The farmers, however, are angry. "We are flabbergasted with the government notification banning export of cotton. The price of cotton last year touched Rs 7,000 per quintal and this year it has been hovering around Rs 3,700 only. With the ban on export of cotton, the price will further reduce. Instead of subsidising and protecting Indian farmers, the government ban will increase international cotton prices and profits of farmers in Brazil and Australia,'' says Ajay Vir Jakhar, Chairman, Bharat Krishak Samaj. They also point to the fact that due to massive power cuts in Tamil Nadu, which accounts for 50 per cent of the country's spinning capacity, domestic cotton offtake is likely to be poor.

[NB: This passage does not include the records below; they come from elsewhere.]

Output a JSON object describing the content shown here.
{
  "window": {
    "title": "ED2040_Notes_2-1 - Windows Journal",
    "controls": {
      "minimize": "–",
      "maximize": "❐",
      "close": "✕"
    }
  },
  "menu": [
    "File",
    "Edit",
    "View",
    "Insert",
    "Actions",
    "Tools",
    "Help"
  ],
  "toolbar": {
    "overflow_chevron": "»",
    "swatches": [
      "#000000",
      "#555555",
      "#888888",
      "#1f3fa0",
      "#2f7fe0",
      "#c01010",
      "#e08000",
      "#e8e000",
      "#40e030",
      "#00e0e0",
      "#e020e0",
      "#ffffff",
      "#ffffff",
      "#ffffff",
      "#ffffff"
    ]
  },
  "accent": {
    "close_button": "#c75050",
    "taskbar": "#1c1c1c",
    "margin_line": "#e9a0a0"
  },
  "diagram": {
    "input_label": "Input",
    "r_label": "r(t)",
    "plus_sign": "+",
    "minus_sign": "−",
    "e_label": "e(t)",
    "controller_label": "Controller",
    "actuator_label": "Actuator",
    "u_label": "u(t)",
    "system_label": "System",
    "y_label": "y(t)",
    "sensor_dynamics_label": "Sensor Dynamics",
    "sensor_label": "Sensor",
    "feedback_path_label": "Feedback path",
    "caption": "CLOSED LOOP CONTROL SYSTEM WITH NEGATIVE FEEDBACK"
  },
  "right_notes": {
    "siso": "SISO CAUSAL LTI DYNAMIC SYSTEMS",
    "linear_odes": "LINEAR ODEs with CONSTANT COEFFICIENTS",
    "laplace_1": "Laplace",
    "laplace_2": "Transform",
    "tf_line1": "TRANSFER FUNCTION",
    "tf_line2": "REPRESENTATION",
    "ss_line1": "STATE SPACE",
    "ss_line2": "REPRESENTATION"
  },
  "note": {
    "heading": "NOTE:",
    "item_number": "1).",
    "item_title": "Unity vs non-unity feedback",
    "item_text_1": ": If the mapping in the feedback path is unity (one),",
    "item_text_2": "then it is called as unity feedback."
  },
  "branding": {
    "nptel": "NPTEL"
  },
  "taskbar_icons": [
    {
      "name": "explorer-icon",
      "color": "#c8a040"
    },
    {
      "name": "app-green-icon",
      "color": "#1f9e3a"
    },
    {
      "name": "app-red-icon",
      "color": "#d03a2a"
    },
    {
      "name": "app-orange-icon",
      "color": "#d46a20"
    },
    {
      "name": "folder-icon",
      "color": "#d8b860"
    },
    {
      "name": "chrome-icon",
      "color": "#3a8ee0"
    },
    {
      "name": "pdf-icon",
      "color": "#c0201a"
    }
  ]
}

The government has made it clear that the textiles policy strives to balance the competing interests of the entire value chain. It has advised the Cotton Corporation of India to protect farmers' interests by procuring in all mandis where the prices fall below the minimum statutory prices. Since the ban, the price of Shankar 6 - the bench mark cotton variety - has declined from 34,500 per candy (two bales equal one candy) to 32,000 per candy.
"What government has done is correct and in time. Otherwise India would have been forced to import cotton at very high prices which would have significantly impacted the competitiveness of Indian textile exports,'' says KN Viswanathan, vice-president, Indian Cotton Federation.
It is indeed a tight rope walk for the government to manage the conflicting interests of the cotton growers and the consumers. This time around, it seems to have played its cards right.